共有可能かつコラボレーションに最適なMiro テンプレートを使えば、チームメンバーや主要なステークホルダーとリアルタイムまたは非同期で、プランニング ドキュメント上での共同作業をリモート環境で進めることも可能です。
フレームワークの準備ができたところで、SQL データベースやクラウドストレージなどのデータソースに ADF を接続するためのリンクサービスを設定します。

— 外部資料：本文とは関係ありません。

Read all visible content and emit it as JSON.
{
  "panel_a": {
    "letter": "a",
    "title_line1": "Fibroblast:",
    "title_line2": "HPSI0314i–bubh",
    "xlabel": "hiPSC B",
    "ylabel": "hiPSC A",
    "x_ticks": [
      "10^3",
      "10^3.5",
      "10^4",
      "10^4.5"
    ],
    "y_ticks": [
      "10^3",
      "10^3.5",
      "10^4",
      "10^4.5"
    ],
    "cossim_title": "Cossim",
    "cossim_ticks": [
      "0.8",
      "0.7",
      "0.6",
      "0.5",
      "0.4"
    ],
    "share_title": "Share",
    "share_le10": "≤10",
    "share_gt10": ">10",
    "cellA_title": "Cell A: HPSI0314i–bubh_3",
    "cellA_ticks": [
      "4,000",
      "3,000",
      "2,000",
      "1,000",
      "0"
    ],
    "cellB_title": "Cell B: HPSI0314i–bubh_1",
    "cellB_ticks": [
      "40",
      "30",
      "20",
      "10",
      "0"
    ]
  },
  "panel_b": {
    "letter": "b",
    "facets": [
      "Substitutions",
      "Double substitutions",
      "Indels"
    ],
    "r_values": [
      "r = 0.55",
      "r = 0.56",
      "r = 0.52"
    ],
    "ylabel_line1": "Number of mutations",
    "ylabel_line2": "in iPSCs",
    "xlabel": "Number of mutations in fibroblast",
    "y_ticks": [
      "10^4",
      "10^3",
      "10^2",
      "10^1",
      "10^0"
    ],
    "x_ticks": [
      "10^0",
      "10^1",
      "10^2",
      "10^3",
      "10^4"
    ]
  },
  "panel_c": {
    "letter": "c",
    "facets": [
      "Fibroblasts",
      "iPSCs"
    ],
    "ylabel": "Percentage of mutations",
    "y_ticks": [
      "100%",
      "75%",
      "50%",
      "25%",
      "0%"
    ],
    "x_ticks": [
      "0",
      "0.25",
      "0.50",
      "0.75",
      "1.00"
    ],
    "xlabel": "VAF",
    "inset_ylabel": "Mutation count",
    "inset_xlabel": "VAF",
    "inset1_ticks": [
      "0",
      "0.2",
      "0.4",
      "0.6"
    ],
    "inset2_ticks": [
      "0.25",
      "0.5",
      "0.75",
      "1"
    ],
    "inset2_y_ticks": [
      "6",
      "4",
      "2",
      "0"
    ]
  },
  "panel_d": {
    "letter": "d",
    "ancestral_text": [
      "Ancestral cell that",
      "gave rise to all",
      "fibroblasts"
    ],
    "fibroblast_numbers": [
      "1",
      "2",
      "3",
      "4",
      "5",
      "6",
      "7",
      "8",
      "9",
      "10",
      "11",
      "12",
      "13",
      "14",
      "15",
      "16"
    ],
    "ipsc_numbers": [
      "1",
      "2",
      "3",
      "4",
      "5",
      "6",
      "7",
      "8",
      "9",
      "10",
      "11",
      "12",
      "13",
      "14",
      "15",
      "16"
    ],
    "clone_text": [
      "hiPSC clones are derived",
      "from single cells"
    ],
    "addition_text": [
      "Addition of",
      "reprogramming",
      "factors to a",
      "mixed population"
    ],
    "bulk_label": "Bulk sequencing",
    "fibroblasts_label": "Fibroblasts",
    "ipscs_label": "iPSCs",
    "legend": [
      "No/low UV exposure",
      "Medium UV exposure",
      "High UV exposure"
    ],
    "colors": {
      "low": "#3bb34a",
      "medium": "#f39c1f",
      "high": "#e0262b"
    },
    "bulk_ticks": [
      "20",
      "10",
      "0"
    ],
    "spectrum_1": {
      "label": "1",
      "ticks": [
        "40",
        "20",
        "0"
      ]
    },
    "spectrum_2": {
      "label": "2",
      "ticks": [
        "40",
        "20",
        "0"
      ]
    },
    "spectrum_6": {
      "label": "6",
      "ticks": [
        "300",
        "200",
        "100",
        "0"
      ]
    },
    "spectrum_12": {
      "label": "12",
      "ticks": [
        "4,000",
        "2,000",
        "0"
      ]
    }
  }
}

次に、データの出所と送信先の詳細を示すデータセット を定義します。ADF のデータセットは、パイプラインの実行中にプラットフォームが読み込む / 書き込む特定のデータ構造(テーブル、ファイル、BLOBなど)を表し、ワークフローの各ステップで正しいデータが使用、処理されるように設定します。
最後に、不要な情報のフィルタリング、整合しない部分の修正、集約したデータの要約を行いデータフローを作成し、データを分析に適した形式に変換します。
集約したデータの理解を深め最大限に活用
現代の組織において、データの作成や保存といった処理はもはや日常的なことで、特に困ることは少ないでしょう。2025 年には世界で約 180 ゼタバイトものデータ(2020 年の 64.2 ゼタバイトから増加)が生成されるという研究予測データがあるほどですから。
問題は、データの接続にあります。ADF は、大規模かつ分散したデータプールを有する組織にとって、不可欠なツールです。ADF はデータの接続、集約、標準化を支援し、ビジネスを推進するための有意義なインサイトの創出に貢献します。